Павел встал и, окидывая майора взглядом, примеривался, как бы половчее схватить его за горло. А Божич тем временем подошел к столу, где на серебряном блюде лежало несколько трубок, выбрал из них две и принялся набивать табаком. Потом, раскурив, принес одну Исаковичу.

И начал рассказывать, как был арестован, как боялся, что его увезут в Грац, откуда ему живым бы уже не выйти. Рассказал даже, как его били на гауптвахте. Бил профос, он хорошо его запомнил. Недолго ему осталось жить.

Сейчас он немного оправился после тюрьмы, но утратил философское спокойствие, которому его научили книги из библиотеки госпожи Монтенуово. И денег много просадил, играя в фараон. Не везет ему в карты.

Единственное счастье – в семье, в любви.

Капитан тут – желанный гость.

Однако им надо кое-что выяснить.

Подавая трубку Исаковичу, майор заметил, что обычно перед ужином он не курит, но любит поговорить под дым трубок.
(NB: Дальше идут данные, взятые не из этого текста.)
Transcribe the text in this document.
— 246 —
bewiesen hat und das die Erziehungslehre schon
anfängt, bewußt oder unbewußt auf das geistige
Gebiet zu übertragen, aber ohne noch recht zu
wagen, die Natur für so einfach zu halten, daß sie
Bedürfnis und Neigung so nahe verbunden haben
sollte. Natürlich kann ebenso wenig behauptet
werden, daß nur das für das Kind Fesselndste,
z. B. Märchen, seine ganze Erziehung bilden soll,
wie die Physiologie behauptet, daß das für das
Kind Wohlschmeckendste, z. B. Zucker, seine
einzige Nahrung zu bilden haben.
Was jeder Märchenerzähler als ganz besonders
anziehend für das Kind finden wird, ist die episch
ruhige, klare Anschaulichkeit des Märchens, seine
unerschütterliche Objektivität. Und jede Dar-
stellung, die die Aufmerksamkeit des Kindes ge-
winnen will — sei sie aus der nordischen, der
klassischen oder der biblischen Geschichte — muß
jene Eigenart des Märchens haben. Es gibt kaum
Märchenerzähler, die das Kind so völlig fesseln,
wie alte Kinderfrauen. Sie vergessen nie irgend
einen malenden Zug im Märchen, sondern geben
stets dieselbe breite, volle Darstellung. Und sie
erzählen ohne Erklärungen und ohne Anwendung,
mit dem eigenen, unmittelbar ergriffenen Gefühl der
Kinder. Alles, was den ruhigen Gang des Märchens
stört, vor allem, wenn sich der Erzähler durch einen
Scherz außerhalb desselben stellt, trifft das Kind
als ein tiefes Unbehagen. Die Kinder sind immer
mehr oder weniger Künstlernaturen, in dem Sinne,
Как-то вольготнее себя чувствуешь.

Ведь все на свете – лишь дым!

И семья, и дом, и гостеприимство, и дружба.

В тюрьме все превращается в дым!

В возрасте капитана он озорничал, любил избивать людей. Сейчас уж у него рука не та. А когда в жизни мужчины наступает такая пора, это и есть единственное подлинное несчастье – не по мнению философа, а по его, Иоанна Божича из Чуруга, скромному суждению.

Поэтому пусть капитан скажет ему, скажет, как отцу Теклы, испортил ли он единственное, что осталось у него в жизни, дорогое и милое ему существо? Эта языкатая баба из «Ангела», жена безусого Марко Зиминского, болтает, будто его Текла приходила к Исаковичу в трактир.